Armia rosyjska od ponad dwóch tygodniu ostrzeliwuje ukraińską infrastrukturę krytyczną oraz cywilną. Rosjanie używają do tego rakiet, które poruszają się z prędkością hiperdźwiękową, manewrujących pocisków oraz dronów typu Shahed. Dodatkowo, na wschodzie oraz południu kraju próbują przełamać obronę armii ukraińskiej. Szczególnie zacięte walki trwają w okolicach Bachmutu, Awdijiwki oraz Nowopałowki.
CZYTAJ: Ukraina: coraz trudniejsza sytuacja pod Czasiw Jarem
– Aktualnie sytuacja na froncie jest bardzo trudna – mówi w rozmowie z Inną Yasnitską niezależny korespondent wojenny Marcin Ogdowski. – Rosjanie nie ustają w swojej presji, używają bardzo dużej liczby dronów, używają bardzo dużej liczby bomb szybujących. Nie doprowadziło to i zapewne w najbliższym czasie nie doprowadzi do gwałtownego załamania linii frontu. Ale niestety sytuacja Ukraińców jest trudna i w którymś momencie będą musieli gdzieś ustąpić, gdzieś tę linię frontu skracać, odstępować Rosjanom kolejne kawałki terenu.

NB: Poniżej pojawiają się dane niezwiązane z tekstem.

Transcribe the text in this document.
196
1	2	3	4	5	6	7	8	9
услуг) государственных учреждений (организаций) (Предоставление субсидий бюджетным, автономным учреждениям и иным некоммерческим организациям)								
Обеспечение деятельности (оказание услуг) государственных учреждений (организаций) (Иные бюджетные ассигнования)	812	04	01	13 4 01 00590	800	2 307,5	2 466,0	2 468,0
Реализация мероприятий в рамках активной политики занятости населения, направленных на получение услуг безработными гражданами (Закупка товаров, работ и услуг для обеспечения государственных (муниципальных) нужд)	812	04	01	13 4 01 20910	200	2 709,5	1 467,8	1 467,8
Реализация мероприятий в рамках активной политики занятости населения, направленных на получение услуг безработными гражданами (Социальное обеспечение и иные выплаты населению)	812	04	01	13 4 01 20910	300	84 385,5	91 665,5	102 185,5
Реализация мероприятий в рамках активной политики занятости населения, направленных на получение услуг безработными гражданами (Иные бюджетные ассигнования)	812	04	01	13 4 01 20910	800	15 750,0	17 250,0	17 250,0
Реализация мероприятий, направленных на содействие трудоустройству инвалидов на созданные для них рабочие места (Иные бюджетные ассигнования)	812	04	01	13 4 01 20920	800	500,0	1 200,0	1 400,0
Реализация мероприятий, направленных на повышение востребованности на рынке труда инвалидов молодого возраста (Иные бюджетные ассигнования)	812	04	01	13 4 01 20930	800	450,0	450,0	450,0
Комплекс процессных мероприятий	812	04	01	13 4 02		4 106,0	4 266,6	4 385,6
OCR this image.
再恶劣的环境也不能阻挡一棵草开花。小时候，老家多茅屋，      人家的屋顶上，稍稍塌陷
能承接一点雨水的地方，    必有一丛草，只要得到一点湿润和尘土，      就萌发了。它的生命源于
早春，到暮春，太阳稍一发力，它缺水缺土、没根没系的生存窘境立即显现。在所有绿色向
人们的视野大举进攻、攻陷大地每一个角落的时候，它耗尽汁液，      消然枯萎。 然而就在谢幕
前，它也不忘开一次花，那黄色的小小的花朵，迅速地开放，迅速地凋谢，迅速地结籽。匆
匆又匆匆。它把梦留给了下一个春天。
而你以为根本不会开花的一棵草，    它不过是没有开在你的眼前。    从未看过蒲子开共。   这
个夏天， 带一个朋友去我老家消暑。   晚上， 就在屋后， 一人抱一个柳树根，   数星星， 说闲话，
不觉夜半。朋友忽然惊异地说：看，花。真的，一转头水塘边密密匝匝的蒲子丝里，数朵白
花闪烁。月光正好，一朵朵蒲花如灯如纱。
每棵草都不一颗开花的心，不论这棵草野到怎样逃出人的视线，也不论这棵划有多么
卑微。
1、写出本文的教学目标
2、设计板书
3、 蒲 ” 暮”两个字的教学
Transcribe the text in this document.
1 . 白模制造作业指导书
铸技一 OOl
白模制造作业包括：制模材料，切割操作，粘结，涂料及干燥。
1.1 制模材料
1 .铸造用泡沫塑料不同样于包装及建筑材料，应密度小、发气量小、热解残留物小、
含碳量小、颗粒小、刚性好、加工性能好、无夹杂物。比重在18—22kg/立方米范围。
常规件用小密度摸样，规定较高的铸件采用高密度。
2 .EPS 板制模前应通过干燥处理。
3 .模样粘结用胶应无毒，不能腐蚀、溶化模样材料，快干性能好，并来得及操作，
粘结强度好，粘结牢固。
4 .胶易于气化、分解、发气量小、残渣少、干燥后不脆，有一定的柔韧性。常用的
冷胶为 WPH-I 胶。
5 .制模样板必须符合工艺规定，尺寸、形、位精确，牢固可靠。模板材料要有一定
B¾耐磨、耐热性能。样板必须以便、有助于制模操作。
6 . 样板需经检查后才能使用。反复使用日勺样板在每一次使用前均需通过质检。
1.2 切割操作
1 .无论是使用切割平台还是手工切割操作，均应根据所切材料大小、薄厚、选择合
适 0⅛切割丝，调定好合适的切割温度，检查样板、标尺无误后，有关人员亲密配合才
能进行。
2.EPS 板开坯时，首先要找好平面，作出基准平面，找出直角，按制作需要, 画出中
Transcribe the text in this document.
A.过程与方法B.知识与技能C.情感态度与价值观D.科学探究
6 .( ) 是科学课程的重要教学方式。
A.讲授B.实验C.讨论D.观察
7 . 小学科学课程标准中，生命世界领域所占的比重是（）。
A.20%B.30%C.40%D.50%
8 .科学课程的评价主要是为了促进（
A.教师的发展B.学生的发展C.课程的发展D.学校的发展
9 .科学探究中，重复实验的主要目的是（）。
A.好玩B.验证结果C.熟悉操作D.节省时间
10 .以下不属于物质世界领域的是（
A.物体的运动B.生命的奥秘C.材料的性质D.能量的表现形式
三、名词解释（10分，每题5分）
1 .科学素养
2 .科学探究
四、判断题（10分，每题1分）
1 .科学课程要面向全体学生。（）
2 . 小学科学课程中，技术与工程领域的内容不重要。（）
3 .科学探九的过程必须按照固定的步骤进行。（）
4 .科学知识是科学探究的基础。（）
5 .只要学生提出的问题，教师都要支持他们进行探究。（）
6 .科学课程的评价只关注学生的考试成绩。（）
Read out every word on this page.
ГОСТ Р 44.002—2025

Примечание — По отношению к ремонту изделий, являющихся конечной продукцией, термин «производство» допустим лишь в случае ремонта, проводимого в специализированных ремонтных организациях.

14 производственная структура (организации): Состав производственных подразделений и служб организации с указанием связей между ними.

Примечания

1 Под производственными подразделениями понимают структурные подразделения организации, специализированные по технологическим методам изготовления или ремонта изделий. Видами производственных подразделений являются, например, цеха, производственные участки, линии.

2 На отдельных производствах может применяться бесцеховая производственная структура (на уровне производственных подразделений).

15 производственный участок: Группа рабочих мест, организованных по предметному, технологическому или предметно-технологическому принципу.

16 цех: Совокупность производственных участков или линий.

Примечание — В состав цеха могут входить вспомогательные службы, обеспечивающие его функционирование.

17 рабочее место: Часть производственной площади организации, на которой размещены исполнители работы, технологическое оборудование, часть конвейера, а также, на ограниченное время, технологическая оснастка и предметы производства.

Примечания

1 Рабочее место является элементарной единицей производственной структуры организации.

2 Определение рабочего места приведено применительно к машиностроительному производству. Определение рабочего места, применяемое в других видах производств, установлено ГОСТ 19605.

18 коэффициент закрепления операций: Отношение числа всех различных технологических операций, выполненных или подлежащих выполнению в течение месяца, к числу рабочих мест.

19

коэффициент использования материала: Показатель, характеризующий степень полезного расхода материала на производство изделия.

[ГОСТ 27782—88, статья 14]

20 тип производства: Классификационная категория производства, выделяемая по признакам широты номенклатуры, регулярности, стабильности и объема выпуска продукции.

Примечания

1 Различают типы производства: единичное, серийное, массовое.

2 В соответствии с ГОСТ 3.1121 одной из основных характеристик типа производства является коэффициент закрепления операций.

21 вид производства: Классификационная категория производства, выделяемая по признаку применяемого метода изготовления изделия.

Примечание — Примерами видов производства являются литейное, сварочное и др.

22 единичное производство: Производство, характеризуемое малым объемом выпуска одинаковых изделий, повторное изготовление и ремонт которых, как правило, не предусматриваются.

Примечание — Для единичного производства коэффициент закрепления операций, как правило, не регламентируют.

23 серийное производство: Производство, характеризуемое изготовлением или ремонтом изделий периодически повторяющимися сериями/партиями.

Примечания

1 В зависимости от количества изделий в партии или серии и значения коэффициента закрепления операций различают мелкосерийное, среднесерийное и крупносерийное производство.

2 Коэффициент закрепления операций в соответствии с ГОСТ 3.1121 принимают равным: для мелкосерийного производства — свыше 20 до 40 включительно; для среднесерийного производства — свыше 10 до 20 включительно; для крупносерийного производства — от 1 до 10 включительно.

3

No właśnie, Ukraińcy chyba bardzo mocno liczyli na tę czeską inicjatywę, ale ostatnio szef wywiadu ukraińskiego Kyryło Budanow stwierdził, że on jeszcze nie widział tych dostaw.
– Nie widział tych dostaw, one jeszcze rzeczywiście do Ukrainy nie przyszły. Pierwszych kilkaset tysięcy pocisków ma się pojawić między kwietniem a czerwcem, reszta do końca roku, ale już widać efekt tej inicjatywy, bo Ukraińcy sięgnęli po swoje najgłębsze zapasy. Ich artyleria strzela dzisiaj dużo częściej niż jeszcze parę tygodni temu. Więc w tym sensie ta inicjatywa już działa. Ale też byłbym daleki od fetyszyzowania tego problemu amunicyjnego głodu, bo brak pocisków artyleryjskich Ukraińcy dość zręcznie kompensowali masowym używaniem dronów. Rosjanie robią zresztą dokładnie to samo. I nadal to robią, więc to nie jest aż tak poważny problem. Dziś najpoważniejszym problemem armii ukraińskiej, jeśli idzie o amunicję, jest coraz bardziej dotkliwy, doskwierający brak pocisków amunicji przeciwlotniczej. Rosjanie nie atakowaliby z taką łatwością tych elektrowni, gdyby Ukraińcy byli w stanie pokryć większe obszary kraju tym parasolem przeciwlotniczym, a nie są, bo coraz częściej nie mają po prostu czym strzelać. Skończyły się czy kończą się zapasy tej posowieckiej amunicji, a zachodnie dostawy nie były jednak na tyle liczne, żeby zapewnić Ukraińcom swobodę w dysponowaniu bronią przeciwlotniczą. To jest dzisiaj absolutny priorytet Ukraińców – tłumaczy Marcin Ogdowski.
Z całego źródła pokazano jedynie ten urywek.